Still teenagers, Leadon and Petty first played in a band called The Epics together. “I was fascinated with Petty, he always fascinated me,” said Leadon. “I thought he was very entertaining and very talented in his own way. I started hanging around with The Epics and would work the lights for them, and after a couple of months they asked me to join, Tom told me later he was pushing for that. He felt he needed a good musician, someone who could really play guitar, and I was only 14.”
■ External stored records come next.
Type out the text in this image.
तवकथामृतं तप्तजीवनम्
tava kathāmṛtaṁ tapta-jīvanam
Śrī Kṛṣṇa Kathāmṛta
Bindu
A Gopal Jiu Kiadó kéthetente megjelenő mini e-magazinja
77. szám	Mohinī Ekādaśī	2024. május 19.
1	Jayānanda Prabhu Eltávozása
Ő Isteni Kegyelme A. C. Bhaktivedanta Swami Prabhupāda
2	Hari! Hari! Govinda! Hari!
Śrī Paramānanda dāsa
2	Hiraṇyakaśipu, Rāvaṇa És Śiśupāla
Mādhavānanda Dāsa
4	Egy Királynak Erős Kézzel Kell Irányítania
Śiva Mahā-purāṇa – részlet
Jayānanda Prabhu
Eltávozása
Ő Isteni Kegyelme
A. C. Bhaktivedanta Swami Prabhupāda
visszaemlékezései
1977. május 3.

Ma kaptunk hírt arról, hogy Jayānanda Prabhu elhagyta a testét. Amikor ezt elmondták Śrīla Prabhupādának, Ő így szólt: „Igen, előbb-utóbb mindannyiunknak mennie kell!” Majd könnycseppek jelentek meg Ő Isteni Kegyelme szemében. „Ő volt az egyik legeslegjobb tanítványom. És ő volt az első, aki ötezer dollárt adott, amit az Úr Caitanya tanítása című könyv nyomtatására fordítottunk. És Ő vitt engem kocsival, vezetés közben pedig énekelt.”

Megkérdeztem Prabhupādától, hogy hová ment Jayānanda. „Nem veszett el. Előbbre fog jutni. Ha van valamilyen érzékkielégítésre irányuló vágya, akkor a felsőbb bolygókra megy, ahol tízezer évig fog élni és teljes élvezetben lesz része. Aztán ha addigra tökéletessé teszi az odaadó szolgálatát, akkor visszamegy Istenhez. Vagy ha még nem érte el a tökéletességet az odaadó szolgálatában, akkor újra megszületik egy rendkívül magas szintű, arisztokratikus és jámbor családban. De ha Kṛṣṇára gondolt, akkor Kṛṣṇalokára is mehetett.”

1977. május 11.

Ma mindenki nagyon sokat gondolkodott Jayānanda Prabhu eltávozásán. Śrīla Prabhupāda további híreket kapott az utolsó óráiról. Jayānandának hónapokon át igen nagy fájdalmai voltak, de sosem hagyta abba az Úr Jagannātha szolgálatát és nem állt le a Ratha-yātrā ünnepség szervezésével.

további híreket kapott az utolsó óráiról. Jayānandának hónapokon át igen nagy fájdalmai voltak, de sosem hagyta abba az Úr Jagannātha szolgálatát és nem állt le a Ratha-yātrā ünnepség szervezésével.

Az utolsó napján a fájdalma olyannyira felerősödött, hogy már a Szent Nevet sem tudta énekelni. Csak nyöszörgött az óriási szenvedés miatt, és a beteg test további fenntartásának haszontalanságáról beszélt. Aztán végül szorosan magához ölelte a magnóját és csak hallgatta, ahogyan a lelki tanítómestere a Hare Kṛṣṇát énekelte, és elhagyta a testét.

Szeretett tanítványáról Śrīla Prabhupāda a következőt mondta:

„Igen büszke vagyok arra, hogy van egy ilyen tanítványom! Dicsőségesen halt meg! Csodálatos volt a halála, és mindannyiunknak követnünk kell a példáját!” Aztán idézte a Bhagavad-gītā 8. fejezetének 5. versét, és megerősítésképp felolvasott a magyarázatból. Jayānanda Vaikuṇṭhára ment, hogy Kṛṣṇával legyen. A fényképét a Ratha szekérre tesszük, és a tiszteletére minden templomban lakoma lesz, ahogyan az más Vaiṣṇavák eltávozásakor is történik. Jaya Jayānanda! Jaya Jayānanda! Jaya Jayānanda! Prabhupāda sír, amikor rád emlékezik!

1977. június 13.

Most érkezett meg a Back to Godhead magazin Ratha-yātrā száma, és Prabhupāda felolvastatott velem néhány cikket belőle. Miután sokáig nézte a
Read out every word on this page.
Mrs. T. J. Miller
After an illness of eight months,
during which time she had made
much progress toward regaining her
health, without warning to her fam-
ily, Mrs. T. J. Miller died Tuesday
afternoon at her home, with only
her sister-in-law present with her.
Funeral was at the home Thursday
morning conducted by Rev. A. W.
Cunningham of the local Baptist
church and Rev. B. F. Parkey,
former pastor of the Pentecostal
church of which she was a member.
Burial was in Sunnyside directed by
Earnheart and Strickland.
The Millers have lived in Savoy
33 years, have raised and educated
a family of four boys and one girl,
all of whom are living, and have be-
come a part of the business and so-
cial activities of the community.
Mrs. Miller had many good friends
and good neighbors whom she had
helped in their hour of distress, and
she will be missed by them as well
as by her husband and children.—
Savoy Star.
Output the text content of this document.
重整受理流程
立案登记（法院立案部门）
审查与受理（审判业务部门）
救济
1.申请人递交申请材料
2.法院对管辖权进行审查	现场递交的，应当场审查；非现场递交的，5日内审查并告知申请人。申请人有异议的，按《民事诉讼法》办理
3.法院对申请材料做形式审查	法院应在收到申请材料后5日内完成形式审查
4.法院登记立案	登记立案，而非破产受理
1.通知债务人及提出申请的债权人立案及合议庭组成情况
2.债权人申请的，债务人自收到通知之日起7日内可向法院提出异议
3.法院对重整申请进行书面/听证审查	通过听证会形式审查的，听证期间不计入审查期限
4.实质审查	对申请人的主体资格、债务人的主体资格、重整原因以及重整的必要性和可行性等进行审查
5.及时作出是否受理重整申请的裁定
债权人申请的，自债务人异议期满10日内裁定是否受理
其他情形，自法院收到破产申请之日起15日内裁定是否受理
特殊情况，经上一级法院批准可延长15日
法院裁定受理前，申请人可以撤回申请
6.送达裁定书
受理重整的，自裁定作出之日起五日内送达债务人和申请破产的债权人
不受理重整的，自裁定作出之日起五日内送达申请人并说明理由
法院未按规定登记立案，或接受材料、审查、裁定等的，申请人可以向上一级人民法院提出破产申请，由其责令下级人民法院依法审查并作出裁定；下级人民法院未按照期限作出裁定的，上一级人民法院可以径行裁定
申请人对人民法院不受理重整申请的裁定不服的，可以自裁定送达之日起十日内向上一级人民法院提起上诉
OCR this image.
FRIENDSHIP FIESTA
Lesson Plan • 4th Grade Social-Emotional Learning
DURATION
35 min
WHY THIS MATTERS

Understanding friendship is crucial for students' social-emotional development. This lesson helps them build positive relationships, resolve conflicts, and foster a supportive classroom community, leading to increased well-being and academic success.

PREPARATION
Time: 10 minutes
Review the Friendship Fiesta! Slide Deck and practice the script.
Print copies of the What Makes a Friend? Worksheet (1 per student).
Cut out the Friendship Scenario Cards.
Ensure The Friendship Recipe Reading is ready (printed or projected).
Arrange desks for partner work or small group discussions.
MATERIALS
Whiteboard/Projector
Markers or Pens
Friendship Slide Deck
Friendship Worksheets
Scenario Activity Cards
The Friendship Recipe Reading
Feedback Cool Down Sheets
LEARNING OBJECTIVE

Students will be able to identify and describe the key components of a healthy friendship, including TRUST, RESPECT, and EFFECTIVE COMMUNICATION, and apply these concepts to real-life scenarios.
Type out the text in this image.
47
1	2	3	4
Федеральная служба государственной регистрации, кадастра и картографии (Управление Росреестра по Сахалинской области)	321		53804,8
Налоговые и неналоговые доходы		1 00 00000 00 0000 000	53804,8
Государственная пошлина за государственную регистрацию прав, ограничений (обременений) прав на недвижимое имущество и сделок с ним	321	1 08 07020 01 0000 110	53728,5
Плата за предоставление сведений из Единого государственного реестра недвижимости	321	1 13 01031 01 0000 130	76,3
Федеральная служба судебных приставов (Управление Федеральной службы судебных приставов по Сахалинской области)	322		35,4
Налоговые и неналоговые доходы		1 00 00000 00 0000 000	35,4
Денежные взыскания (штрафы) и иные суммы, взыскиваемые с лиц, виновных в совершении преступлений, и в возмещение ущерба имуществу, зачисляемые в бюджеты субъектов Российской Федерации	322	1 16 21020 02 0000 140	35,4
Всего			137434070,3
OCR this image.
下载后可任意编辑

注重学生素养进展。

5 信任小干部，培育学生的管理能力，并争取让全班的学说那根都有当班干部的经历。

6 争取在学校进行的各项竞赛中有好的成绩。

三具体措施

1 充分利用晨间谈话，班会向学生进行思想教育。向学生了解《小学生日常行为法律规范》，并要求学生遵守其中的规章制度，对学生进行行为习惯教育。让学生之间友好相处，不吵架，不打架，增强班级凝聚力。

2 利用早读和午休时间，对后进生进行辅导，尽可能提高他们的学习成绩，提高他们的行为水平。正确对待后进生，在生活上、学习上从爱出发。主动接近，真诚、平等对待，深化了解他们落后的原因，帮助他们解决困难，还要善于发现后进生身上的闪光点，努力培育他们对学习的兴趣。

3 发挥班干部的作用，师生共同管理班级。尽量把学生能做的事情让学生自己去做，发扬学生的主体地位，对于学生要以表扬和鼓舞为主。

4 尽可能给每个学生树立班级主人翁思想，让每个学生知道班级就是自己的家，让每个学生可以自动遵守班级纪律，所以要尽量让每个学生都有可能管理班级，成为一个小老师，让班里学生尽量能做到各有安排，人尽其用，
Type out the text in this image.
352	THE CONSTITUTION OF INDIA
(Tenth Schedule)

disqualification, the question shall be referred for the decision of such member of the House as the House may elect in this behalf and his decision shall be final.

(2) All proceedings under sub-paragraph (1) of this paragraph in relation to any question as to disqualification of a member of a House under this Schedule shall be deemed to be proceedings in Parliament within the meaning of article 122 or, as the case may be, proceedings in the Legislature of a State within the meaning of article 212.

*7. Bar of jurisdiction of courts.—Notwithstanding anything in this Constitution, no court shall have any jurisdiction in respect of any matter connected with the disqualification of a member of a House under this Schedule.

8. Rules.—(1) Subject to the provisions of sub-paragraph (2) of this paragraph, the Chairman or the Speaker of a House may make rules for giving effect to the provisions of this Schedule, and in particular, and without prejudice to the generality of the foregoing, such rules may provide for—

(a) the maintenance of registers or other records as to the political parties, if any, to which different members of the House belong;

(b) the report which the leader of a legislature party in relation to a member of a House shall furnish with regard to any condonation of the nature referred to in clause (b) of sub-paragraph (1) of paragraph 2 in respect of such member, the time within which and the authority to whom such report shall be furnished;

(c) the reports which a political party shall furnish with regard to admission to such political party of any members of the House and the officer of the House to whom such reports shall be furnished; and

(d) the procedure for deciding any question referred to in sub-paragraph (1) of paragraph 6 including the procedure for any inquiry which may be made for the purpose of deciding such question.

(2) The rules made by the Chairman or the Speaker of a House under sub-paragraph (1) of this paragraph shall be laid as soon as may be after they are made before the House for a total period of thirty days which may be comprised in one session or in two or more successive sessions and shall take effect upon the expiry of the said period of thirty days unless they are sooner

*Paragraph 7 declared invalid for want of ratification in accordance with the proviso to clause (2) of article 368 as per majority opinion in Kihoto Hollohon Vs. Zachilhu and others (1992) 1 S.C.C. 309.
By 1970, The Epics changed their name to Mudcrutch with vocalist Jim Lenehan, Petty on bass, Leadon and Campbell on guitar, and drummer Randall Marsh and released the single “Up In Mississippi” in 1971.

Leadon left Mudcrutch in 1972 and followed his brother Bernie—a former member of the Flying Burrito Brothers, who had just formed the Eagles—to California.

In 1976, Tom Leadon joined the band Silver, who had a top hit with the song “Wham Bam,” while the remaining members of Mudcrutch also relocated to Los Angeles before forming Tom Petty and the Heartbreakers.

Mudcrutch reunited in 2007 with Petty, Leadon, Tench, and Marsh, and released their self-titled album in 2008. The album marked the band’s first full-length release together since forming more than 35 years earlier. They followed it with their second and final album, Mudcrutch 2, released a year prior to Petty’s death on Oct. 2, 2017.

On Mudcrutch 2, Leadon contributed one track, “The Other Side of the Mountain,” which he sang with Petty.

Following Petty’s death, Leadon wrote and released the song “My Best Old Friend,” a tribute to his late bandmate.

Throughout his career, Leadon also played with Linda Ronstadt, The Beach Boys, Martha Reeves, James Jamerson, Big Mama Thornton, and Johnny Rivers, among other artists. In 1975, the Eagles featured Leadon’s song “Hollywood Waltze” on their fourth album One of These Nights.

In his later years, Leadon taught guitar in Nashville and played with his band the Bayjacks.